Uiteraard niet. En al zeker niet op dat uur. Geen haar op mijn hoofd dat eraan dacht om nog zo laat uit de zetel te springen, achter het stuur te kruipen om heel misschien een glimp op te vangen van een uil. Ik ben immers geen twitcher!
Op het eerste gezicht leek de melding die ik had ontvangen om half twaalf ’s avonds heel verleidelijk. Een ransuil, op amper drie kilometer afstand van ons hoofdkwartier. Een prachtige soort die ik nog nooit gezien had. Maar neen, tegen dat ik zou toekomen zou de vogel zeker en vast al gevlogen zijn.
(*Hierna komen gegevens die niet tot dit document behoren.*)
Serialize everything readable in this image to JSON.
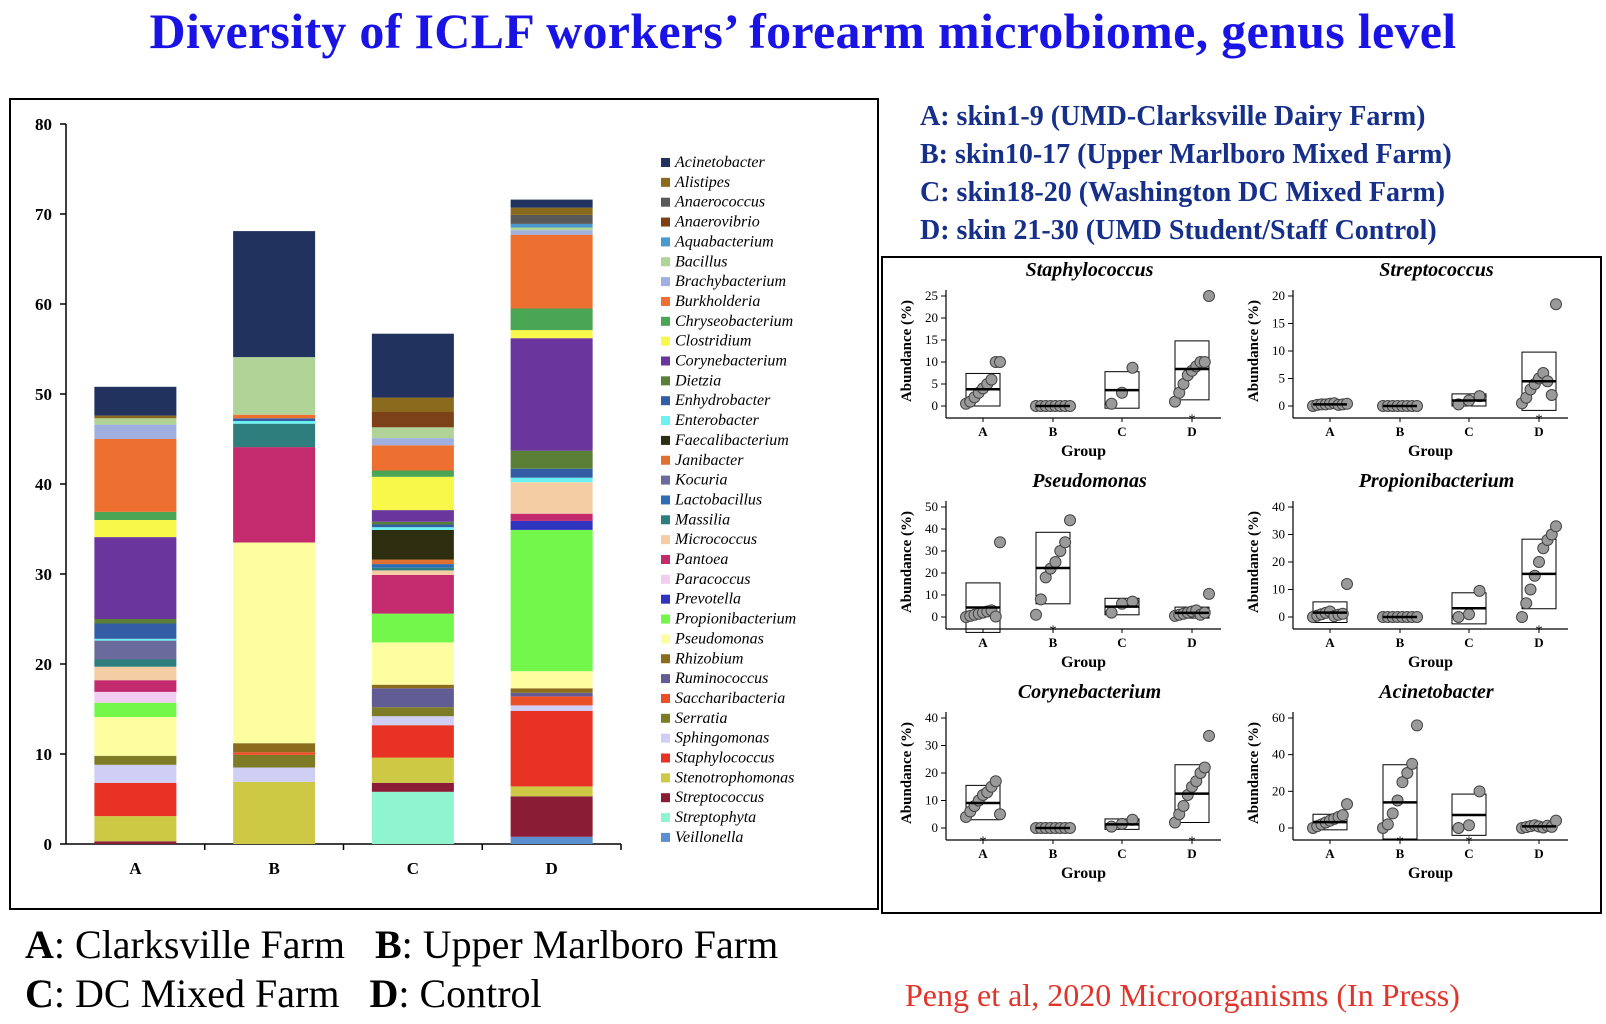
{
  "title": "Diversity of ICLF workers’ forearm microbiome,  genus level",
  "sites": [
    "A: skin1-9 (UMD-Clarksville Dairy Farm)",
    "B: skin10-17 (Upper Marlboro Mixed Farm)",
    "C: skin18-20 (Washington DC Mixed Farm)",
    "D: skin 21-30 (UMD Student/Staff Control)"
  ],
  "footer": {
    "a_key": "A",
    "a_text": ": Clarksville Farm",
    "b_key": "B",
    "b_text": ": Upper Marlboro Farm",
    "c_key": "C",
    "c_text": ":  DC Mixed Farm",
    "d_key": "D",
    "d_text": ": Control"
  },
  "citation": "Peng et al, 2020 Microorganisms (In Press)",
  "chart_data": [
    {
      "type": "bar",
      "stacked": true,
      "categories": [
        "A",
        "B",
        "C",
        "D"
      ],
      "ylim": [
        0,
        80
      ],
      "yticks": [
        0,
        10,
        20,
        30,
        40,
        50,
        60,
        70,
        80
      ],
      "legend_position": "right",
      "series": [
        {
          "name": "Veillonella",
          "color": "#5b8fd0",
          "values": [
            0,
            0,
            0,
            0.8
          ]
        },
        {
          "name": "Streptophyta",
          "color": "#8ff5d0",
          "values": [
            0,
            0,
            5.8,
            0
          ]
        },
        {
          "name": "Streptococcus",
          "color": "#8a1c35",
          "values": [
            0.3,
            0,
            1.0,
            4.5
          ]
        },
        {
          "name": "Stenotrophomonas",
          "color": "#cdc944",
          "values": [
            2.8,
            6.9,
            2.8,
            1.1
          ]
        },
        {
          "name": "Staphylococcus",
          "color": "#e83223",
          "values": [
            3.7,
            0,
            3.6,
            8.4
          ]
        },
        {
          "name": "Sphingomonas",
          "color": "#cfcff5",
          "values": [
            2.0,
            1.6,
            1.0,
            0.6
          ]
        },
        {
          "name": "Serratia",
          "color": "#7e7b27",
          "values": [
            1.0,
            1.4,
            1.0,
            0
          ]
        },
        {
          "name": "Saccharibacteria",
          "color": "#ea4f26",
          "values": [
            0,
            0.3,
            0,
            1.0
          ]
        },
        {
          "name": "Ruminococcus",
          "color": "#625c94",
          "values": [
            0,
            0,
            2.1,
            0.4
          ]
        },
        {
          "name": "Rhizobium",
          "color": "#8b6b1c",
          "values": [
            0,
            1.0,
            0.4,
            0.5
          ]
        },
        {
          "name": "Pseudomonas",
          "color": "#fdfea0",
          "values": [
            4.3,
            22.3,
            4.7,
            1.9
          ]
        },
        {
          "name": "Propionibacterium",
          "color": "#72f74a",
          "values": [
            1.6,
            0,
            3.2,
            15.7
          ]
        },
        {
          "name": "Prevotella",
          "color": "#2f34c0",
          "values": [
            0,
            0,
            0,
            1.0
          ]
        },
        {
          "name": "Paracoccus",
          "color": "#f2cdf2",
          "values": [
            1.2,
            0,
            0,
            0
          ]
        },
        {
          "name": "Pantoea",
          "color": "#c42a6e",
          "values": [
            1.3,
            10.6,
            4.3,
            0.8
          ]
        },
        {
          "name": "Micrococcus",
          "color": "#f5cda4",
          "values": [
            1.5,
            0,
            0.5,
            3.5
          ]
        },
        {
          "name": "Massilia",
          "color": "#2f7e7e",
          "values": [
            0.8,
            2.6,
            0.3,
            0
          ]
        },
        {
          "name": "Lactobacillus",
          "color": "#2c6db5",
          "values": [
            0,
            0,
            0.4,
            0
          ]
        },
        {
          "name": "Kocuria",
          "color": "#6a6a9c",
          "values": [
            2.1,
            0,
            0,
            0
          ]
        },
        {
          "name": "Janibacter",
          "color": "#e07030",
          "values": [
            0,
            0,
            0.5,
            0
          ]
        },
        {
          "name": "Faecalibacterium",
          "color": "#2d2d0f",
          "values": [
            0,
            0,
            3.3,
            0
          ]
        },
        {
          "name": "Enterobacter",
          "color": "#6af2f2",
          "values": [
            0.2,
            0.3,
            0.3,
            0.5
          ]
        },
        {
          "name": "Enhydrobacter",
          "color": "#335da5",
          "values": [
            1.7,
            0.3,
            0.3,
            1.0
          ]
        },
        {
          "name": "Dietzia",
          "color": "#5a7f37",
          "values": [
            0.5,
            0,
            0.3,
            2.0
          ]
        },
        {
          "name": "Corynebacterium",
          "color": "#6a369e",
          "values": [
            9.1,
            0,
            1.3,
            12.5
          ]
        },
        {
          "name": "Clostridium",
          "color": "#f8f84a",
          "values": [
            1.9,
            0,
            3.7,
            0.9
          ]
        },
        {
          "name": "Chryseobacterium",
          "color": "#4aa555",
          "values": [
            0.9,
            0,
            0.7,
            2.4
          ]
        },
        {
          "name": "Burkholderia",
          "color": "#ed7030",
          "values": [
            8.1,
            0.4,
            2.8,
            8.2
          ]
        },
        {
          "name": "Brachybacterium",
          "color": "#9fb0e0",
          "values": [
            1.6,
            0,
            0.8,
            0.5
          ]
        },
        {
          "name": "Bacillus",
          "color": "#b0d498",
          "values": [
            0.7,
            6.4,
            1.2,
            0.3
          ]
        },
        {
          "name": "Aquabacterium",
          "color": "#4a9ad0",
          "values": [
            0,
            0,
            0,
            0.4
          ]
        },
        {
          "name": "Anaerovibrio",
          "color": "#7c4119",
          "values": [
            0,
            0,
            1.7,
            0
          ]
        },
        {
          "name": "Anaerococcus",
          "color": "#595959",
          "values": [
            0,
            0,
            0,
            1.0
          ]
        },
        {
          "name": "Alistipes",
          "color": "#8a6a1c",
          "values": [
            0.3,
            0,
            1.6,
            0.8
          ]
        },
        {
          "name": "Acinetobacter",
          "color": "#22325e",
          "values": [
            3.2,
            14.0,
            7.1,
            0.9
          ]
        }
      ]
    },
    {
      "type": "box",
      "title": "Staphylococcus",
      "xlabel": "Group",
      "ylabel": "Abundance (%)",
      "categories": [
        "A",
        "B",
        "C",
        "D"
      ],
      "ylim": [
        0,
        25
      ],
      "yticks": [
        0,
        5,
        10,
        15,
        20,
        25
      ],
      "boxes": [
        {
          "group": "A",
          "low": 0,
          "median": 3.8,
          "high": 7.4,
          "points": [
            0.5,
            1,
            2,
            3,
            4,
            5,
            6,
            10,
            10
          ],
          "star": false
        },
        {
          "group": "B",
          "low": 0,
          "median": 0,
          "high": 0,
          "points": [
            0,
            0,
            0,
            0,
            0,
            0,
            0,
            0
          ],
          "star": false
        },
        {
          "group": "C",
          "low": -0.5,
          "median": 3.6,
          "high": 7.8,
          "points": [
            0.5,
            3,
            8.7
          ],
          "star": false
        },
        {
          "group": "D",
          "low": 1.4,
          "median": 8.4,
          "high": 14.8,
          "points": [
            1,
            3,
            5,
            7,
            8,
            9,
            10,
            10,
            25
          ],
          "star": true
        }
      ]
    },
    {
      "type": "box",
      "title": "Streptococcus",
      "xlabel": "Group",
      "ylabel": "Abundance (%)",
      "categories": [
        "A",
        "B",
        "C",
        "D"
      ],
      "ylim": [
        0,
        20
      ],
      "yticks": [
        0,
        5,
        10,
        15,
        20
      ],
      "boxes": [
        {
          "group": "A",
          "low": 0,
          "median": 0.3,
          "high": 0.6,
          "points": [
            0,
            0.2,
            0.3,
            0.3,
            0.4,
            0.5,
            0.2,
            0.3,
            0.4
          ],
          "star": false
        },
        {
          "group": "B",
          "low": 0,
          "median": 0,
          "high": 0,
          "points": [
            0,
            0,
            0,
            0,
            0,
            0,
            0,
            0
          ],
          "star": false
        },
        {
          "group": "C",
          "low": 0,
          "median": 1.0,
          "high": 2.2,
          "points": [
            0.3,
            1.0,
            1.8
          ],
          "star": false
        },
        {
          "group": "D",
          "low": -0.8,
          "median": 4.5,
          "high": 9.8,
          "points": [
            0.5,
            1.5,
            3,
            4,
            5,
            6,
            4.5,
            2,
            18.5
          ],
          "star": true
        }
      ]
    },
    {
      "type": "box",
      "title": "Pseudomonas",
      "xlabel": "Group",
      "ylabel": "Abundance (%)",
      "categories": [
        "A",
        "B",
        "C",
        "D"
      ],
      "ylim": [
        0,
        50
      ],
      "yticks": [
        0,
        10,
        20,
        30,
        40,
        50
      ],
      "boxes": [
        {
          "group": "A",
          "low": -7,
          "median": 4.3,
          "high": 15.5,
          "points": [
            0,
            0.5,
            1,
            1.5,
            2,
            2.5,
            3,
            0.2,
            34
          ],
          "star": false
        },
        {
          "group": "B",
          "low": 6,
          "median": 22.3,
          "high": 38.5,
          "points": [
            1,
            8,
            18,
            22,
            25,
            30,
            34,
            44
          ],
          "star": true
        },
        {
          "group": "C",
          "low": 1,
          "median": 4.7,
          "high": 8.5,
          "points": [
            2,
            6,
            7
          ],
          "star": false
        },
        {
          "group": "D",
          "low": -0.5,
          "median": 1.9,
          "high": 4.5,
          "points": [
            0.5,
            1,
            1.5,
            2,
            2.5,
            3,
            1,
            2,
            10.5
          ],
          "star": false
        }
      ]
    },
    {
      "type": "box",
      "title": "Propionibacterium",
      "xlabel": "Group",
      "ylabel": "Abundance (%)",
      "categories": [
        "A",
        "B",
        "C",
        "D"
      ],
      "ylim": [
        0,
        40
      ],
      "yticks": [
        0,
        10,
        20,
        30,
        40
      ],
      "boxes": [
        {
          "group": "A",
          "low": -2,
          "median": 1.6,
          "high": 5.5,
          "points": [
            0,
            0.5,
            1,
            1.5,
            2,
            0.3,
            0.8,
            1.2,
            12
          ],
          "star": false
        },
        {
          "group": "B",
          "low": 0,
          "median": 0,
          "high": 0,
          "points": [
            0,
            0,
            0,
            0,
            0,
            0,
            0,
            0
          ],
          "star": false
        },
        {
          "group": "C",
          "low": -2.5,
          "median": 3.2,
          "high": 8.8,
          "points": [
            0,
            1,
            9.5
          ],
          "star": false
        },
        {
          "group": "D",
          "low": 3,
          "median": 15.7,
          "high": 28.3,
          "points": [
            0,
            5,
            10,
            15,
            20,
            25,
            28,
            30,
            33
          ],
          "star": true
        }
      ]
    },
    {
      "type": "box",
      "title": "Corynebacterium",
      "xlabel": "Group",
      "ylabel": "Abundance (%)",
      "categories": [
        "A",
        "B",
        "C",
        "D"
      ],
      "ylim": [
        0,
        40
      ],
      "yticks": [
        0,
        10,
        20,
        30,
        40
      ],
      "boxes": [
        {
          "group": "A",
          "low": 3,
          "median": 9.1,
          "high": 15.5,
          "points": [
            4,
            6,
            8,
            10,
            12,
            13,
            15,
            17,
            5
          ],
          "star": true
        },
        {
          "group": "B",
          "low": 0,
          "median": 0,
          "high": 0,
          "points": [
            0,
            0,
            0,
            0,
            0,
            0,
            0,
            0
          ],
          "star": false
        },
        {
          "group": "C",
          "low": -0.5,
          "median": 1.3,
          "high": 3.3,
          "points": [
            0.5,
            1.5,
            3
          ],
          "star": false
        },
        {
          "group": "D",
          "low": 2,
          "median": 12.5,
          "high": 23,
          "points": [
            2,
            5,
            8,
            12,
            15,
            17,
            20,
            22,
            33.5
          ],
          "star": true
        }
      ]
    },
    {
      "type": "box",
      "title": "Acinetobacter",
      "xlabel": "Group",
      "ylabel": "Abundance (%)",
      "categories": [
        "A",
        "B",
        "C",
        "D"
      ],
      "ylim": [
        0,
        60
      ],
      "yticks": [
        0,
        20,
        40,
        60
      ],
      "boxes": [
        {
          "group": "A",
          "low": -1,
          "median": 3.2,
          "high": 7.5,
          "points": [
            0,
            1,
            2,
            3,
            4,
            5,
            6,
            7,
            13
          ],
          "star": false
        },
        {
          "group": "B",
          "low": -6,
          "median": 14,
          "high": 34.5,
          "points": [
            0,
            2,
            8,
            15,
            25,
            30,
            35,
            56
          ],
          "star": true
        },
        {
          "group": "C",
          "low": -4,
          "median": 7.1,
          "high": 18.5,
          "points": [
            0,
            1.5,
            20
          ],
          "star": true
        },
        {
          "group": "D",
          "low": 0,
          "median": 0.9,
          "high": 1.8,
          "points": [
            0,
            0.5,
            1,
            1.5,
            0.8,
            0.3,
            1.2,
            0.6,
            4
          ],
          "star": false
        }
      ]
    }
  ]
}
Ik was bovendien ook veel te moe om te lopen zoeken in een donkere buurt die ik niet eens goed kende. Ik antwoordde beleefd op het berichtje op mijn telefoon en geeuwde vele seconden lang. Een ander keertje misschien.
Zeven minuten later parkeerde ik de wagen aan het dorpspleintje. Gewapend met verrekijker en zware camera begon ik rond te kijken, de daken van de huizen afspeurend. Na amper een minuut zag ik hem al zitten, probleemloos balancerend op een elektriciteitskabel die beide straatkanten met elkaar verbond, de straat waarop ik het dorpje zonet was binnengereden aandachtig overschouwend. Een parmantige ransuil! Totaal niet verstoord door het lawaai dat opsteeg uit een nabijgelegen café, dat zijn sluitingstijd naderde.
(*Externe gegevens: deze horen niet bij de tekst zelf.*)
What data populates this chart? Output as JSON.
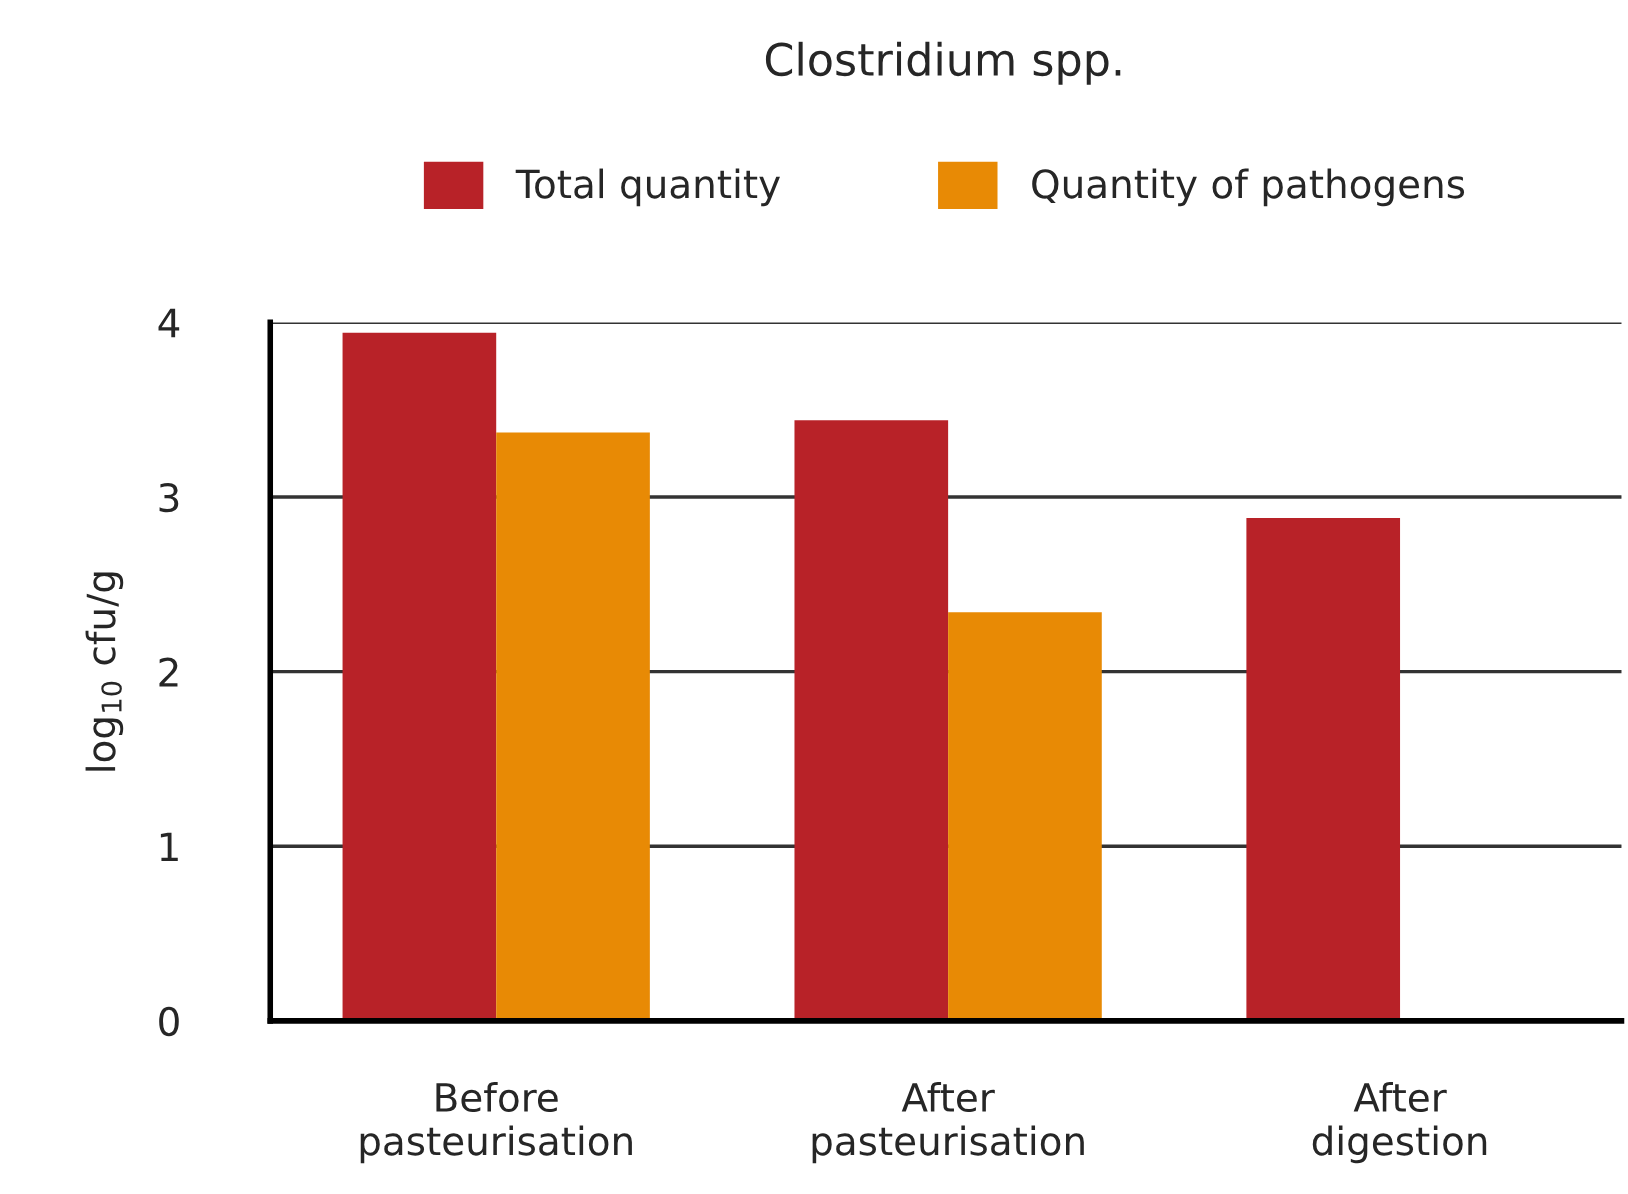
{
  "chart_data": {
    "type": "bar",
    "title": "Clostridium spp.",
    "ylabel": "log$_{10}$ cfu/g",
    "categories": [
      "Before\npasteurisation",
      "After\npasteurisation",
      "After\ndigestion"
    ],
    "series": [
      {
        "name": "Total quantity",
        "color": "#b82228",
        "values": [
          3.94,
          3.44,
          2.88
        ]
      },
      {
        "name": "Quantity of pathogens",
        "color": "#e88a05",
        "values": [
          3.37,
          2.34,
          null
        ]
      }
    ],
    "ylim": [
      0,
      4
    ],
    "yticks": [
      0,
      1,
      2,
      3,
      4
    ],
    "grid": "y",
    "legend": "top"
  }
}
Vooraleer de uil wegvloog, wou ik toch al zeker zijn dat ik de vogel duidelijk had bekeken. Door mijn verrekijker keek ik hem recht in de oranje ogen: hij had mij beslist goed in de mot, maar bleef onverstoord zitten. Ook toen ik mijn tele-zoom op hem richtte, daarbij de takken van een boom op het voetpad als statief gebruikend. De vogel was enkel verlicht door de straatlampen, maar de camera deed heel goed zijn werk: sluitertijd 1/4s, maximale lensopening en ISO zo laag als 1600, maar toch meer dan deftige foto’s. De eerste precies om middernacht!
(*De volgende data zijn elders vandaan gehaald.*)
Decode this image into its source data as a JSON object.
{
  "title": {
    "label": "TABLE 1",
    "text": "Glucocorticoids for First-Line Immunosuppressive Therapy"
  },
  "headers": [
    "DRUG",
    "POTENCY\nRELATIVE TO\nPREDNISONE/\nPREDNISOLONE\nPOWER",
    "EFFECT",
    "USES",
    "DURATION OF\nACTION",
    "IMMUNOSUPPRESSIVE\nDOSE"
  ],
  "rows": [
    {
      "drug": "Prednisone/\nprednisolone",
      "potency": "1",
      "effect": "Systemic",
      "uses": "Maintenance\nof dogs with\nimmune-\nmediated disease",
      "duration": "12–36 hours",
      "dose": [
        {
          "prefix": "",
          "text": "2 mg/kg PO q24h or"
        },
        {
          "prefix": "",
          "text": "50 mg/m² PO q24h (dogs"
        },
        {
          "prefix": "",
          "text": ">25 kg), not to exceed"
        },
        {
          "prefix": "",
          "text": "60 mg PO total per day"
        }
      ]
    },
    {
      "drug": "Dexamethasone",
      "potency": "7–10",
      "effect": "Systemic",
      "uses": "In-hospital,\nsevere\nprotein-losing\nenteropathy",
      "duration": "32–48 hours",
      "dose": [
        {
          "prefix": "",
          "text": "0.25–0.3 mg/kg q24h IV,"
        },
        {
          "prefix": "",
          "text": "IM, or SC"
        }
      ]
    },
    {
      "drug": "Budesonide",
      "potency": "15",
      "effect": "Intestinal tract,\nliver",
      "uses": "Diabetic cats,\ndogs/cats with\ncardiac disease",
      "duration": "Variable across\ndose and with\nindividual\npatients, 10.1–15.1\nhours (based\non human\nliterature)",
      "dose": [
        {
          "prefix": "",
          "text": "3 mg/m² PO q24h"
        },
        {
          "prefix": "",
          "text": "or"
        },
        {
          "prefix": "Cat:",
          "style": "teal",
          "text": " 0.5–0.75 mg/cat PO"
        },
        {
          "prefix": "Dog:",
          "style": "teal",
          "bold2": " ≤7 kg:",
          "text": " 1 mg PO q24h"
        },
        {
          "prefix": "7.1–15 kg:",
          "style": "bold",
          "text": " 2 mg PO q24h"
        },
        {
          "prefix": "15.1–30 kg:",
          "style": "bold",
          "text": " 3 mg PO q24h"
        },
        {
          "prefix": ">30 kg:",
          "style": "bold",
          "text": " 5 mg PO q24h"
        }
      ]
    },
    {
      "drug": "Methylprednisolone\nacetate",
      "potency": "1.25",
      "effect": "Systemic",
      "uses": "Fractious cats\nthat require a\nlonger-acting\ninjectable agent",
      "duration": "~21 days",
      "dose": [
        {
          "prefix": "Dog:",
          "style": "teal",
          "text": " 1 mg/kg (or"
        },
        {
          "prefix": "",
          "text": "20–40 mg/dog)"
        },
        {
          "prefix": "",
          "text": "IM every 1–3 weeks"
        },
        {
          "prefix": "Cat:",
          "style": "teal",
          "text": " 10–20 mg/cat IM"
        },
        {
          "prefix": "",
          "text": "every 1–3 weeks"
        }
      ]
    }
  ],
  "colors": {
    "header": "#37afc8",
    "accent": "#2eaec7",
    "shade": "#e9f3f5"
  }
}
Na vijf minuten de uil te staan aanschouwen, merkte ik dat de laatste klanten het café verlieten. Ik was bang dat ook de uil zijn biezen zou pakken, maar die bleef gewoon rustig zitten. ‘Wat ben jij aan het doen, man?’ vroeg een aangeschoten drinkebroer, terwijl ik met mijn gezicht tegen de camera kleefde, nog steeds leunend tegen dezelfde boom.
‘Laat die man zijn werk doen’ sprak een ander op beschermende toon. Maar de eerste kon zijn nieuwsgierigheid niet bedwingen. ‘Waarvan ben je foto’s aan het maken, maatje?’ Ik had geen zin in een nachtelijk gesprek en concentreerde mij op de vogel schuin boven mij. Tot mijn opluchting droop de dronkenlap al gauw af. Ik stapte verder door de stille straat en maakte foto's uit een andere hoek, ditmaal met de verlichte kerktoren in de achtergrond. Geen boom op die plaats om als steun te gebruiken, wel het dak van een geparkeerde wagen. Één maal vloog de uil een rondje, geheel geruisloos, zoals uilen doen, om dan twee meter verder terug op de zelfde kabel te landen. Ik probeerde ook nog wat foto’s uit de losse hand, tegen beter weten in, gewoon om te zien waar de camera toe in staat was bij deze duisternis.
Later op de computer zag ik dat mijn nachtelijk ommetje toch een aantal leuke beelden had opgeleverd. De ransuil, opnieuw een ‘lifer’!